Poulos cites the Roman Catholic theologian Romano Guardini that the successful manifestation, with respect to technology, of a renewal of virtue, is the regaining of human sovereignty, of men who will “subordinate power to the true meaning of human life and works.” This is true, and it is equally true that religion is crucial to this project—not Catholicism, but a plurality of religions, all bound to “constraint as a new immanent rule of technology.” We don’t have to all be Amish, but we can learn a lot from simply noting that we don’t have, as a society, to do any particular thing that seems like it’s fun or desirable. (I will note that Eastern Orthodoxy, in its structures that embody constraint and reject novelty, may be especially well-suited to this, something at which Poulos also seems to hint.) Certainly it is true that if we will not restrain ourselves, if we will not exercise self-control in the service of virtue, digital will inevitably consume us. There is no way to prescribe a specific path for this, but it seems to me the path necessarily dovetails with my own project of the Foundationalist state and society, for which the required basis is a complete renewal of societal virtue. It seems entirely obvious that the only possible way is a religious revival, and Poulos implies this as well. Yet at the same time he doesn’t seem to admit that perhaps large scale hobbling of most uses of digital technology, through some combination of social opprobrium and government action, is one method to help achieve this goal.
Whatever the ultimate denouement, our elites know, they feel in their bones, that despite their best efforts, engineer or ethereal, that they cannot control any of this. The response is half-hearted and half-baked initiatives such as the so-called Great Reset. “What is foisted on us under pretext of reset is in fact half acceleration—from cyborg to posthuman future—and half retardation—setting us back still further from our living memory of human flourishing and the agency it alone catalyzes, and rearing our failed ‘elites’ back so far as to claim enough runway to launch themselves safely into oblivion.” Regime credibility is fatally compromised and the regime is crumbling; there is no way for the regime to use digital to solve this problem, and all efforts make the problem worse. That’s the good news.

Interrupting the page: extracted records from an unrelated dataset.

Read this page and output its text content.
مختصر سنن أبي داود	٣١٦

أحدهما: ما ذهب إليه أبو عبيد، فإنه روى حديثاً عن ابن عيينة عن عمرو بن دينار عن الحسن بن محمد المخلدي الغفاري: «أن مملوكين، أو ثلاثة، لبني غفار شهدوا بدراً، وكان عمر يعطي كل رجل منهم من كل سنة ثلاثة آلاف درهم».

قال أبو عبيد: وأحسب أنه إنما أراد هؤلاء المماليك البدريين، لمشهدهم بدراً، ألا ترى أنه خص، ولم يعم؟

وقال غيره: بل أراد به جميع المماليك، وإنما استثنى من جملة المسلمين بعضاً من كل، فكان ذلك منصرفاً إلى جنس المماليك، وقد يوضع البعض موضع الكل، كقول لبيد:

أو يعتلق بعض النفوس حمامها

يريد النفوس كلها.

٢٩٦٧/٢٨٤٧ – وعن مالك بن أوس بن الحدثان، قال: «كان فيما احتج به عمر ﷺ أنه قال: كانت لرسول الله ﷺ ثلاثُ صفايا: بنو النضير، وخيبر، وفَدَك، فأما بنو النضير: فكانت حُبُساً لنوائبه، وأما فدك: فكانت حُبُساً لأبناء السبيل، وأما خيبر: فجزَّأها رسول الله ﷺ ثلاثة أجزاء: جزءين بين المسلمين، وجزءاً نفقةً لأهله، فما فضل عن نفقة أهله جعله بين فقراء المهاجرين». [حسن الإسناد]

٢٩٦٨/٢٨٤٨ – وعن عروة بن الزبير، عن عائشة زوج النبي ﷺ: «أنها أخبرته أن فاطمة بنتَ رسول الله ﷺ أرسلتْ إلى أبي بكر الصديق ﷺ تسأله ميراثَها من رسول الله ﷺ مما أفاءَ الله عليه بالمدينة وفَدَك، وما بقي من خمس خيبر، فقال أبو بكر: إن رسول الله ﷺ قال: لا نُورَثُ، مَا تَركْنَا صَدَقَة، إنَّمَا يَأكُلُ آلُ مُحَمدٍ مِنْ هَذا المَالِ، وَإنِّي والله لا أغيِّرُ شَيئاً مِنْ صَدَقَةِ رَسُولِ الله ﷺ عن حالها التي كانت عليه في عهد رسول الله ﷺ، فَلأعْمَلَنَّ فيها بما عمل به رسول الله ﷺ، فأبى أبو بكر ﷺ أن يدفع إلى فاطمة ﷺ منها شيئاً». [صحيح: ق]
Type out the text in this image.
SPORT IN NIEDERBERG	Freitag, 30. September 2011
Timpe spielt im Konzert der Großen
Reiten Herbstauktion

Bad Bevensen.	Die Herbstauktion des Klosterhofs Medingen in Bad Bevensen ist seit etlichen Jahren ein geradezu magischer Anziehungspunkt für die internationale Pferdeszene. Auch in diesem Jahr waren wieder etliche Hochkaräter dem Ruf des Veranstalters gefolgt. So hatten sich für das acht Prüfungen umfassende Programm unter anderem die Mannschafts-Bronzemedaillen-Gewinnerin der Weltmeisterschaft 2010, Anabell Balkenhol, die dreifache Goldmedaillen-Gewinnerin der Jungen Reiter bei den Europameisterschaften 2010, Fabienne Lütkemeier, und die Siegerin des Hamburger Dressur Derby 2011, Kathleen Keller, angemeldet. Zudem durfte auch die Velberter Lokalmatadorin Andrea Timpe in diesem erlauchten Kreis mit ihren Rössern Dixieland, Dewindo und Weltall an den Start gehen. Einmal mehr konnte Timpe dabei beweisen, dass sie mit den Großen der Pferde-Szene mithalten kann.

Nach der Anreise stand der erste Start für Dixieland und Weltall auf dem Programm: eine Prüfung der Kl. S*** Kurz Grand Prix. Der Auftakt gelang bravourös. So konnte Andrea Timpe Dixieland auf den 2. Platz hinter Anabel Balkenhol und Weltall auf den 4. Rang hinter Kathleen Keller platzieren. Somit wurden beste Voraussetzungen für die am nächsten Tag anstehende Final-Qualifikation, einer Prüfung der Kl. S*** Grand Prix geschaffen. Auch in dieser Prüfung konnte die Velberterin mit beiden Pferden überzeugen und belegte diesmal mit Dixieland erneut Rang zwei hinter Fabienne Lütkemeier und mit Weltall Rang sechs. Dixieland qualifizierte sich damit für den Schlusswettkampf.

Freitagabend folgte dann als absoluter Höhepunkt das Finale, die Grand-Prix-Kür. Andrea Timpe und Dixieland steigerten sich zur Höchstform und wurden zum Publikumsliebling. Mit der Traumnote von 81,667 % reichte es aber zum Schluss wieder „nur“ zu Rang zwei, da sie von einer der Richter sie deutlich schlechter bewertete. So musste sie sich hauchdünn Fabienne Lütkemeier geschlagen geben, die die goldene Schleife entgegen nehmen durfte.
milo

Yet I’m not as confident as Poulos that there is a desirable future that does not lead through conflict (though to be fair, the subtitle of this book is “The Digital Politics of Spiritual War”). In the words of the Apocalypse of Saint John, true throughout history, merely made manifest differently in each age: “And there was war in heaven: Michael and his angels fought against the dragon; and the dragon fought and his angels, And prevailed not; neither was their place found any more in heaven.” I suspect reaching a future of human flourishing, in which digital is our chained servant and those who would use it to enslave us have been cast down from their thrones of power, will feature a lot more of warfare, both spiritual and physical, than any of us would like to admit is likely.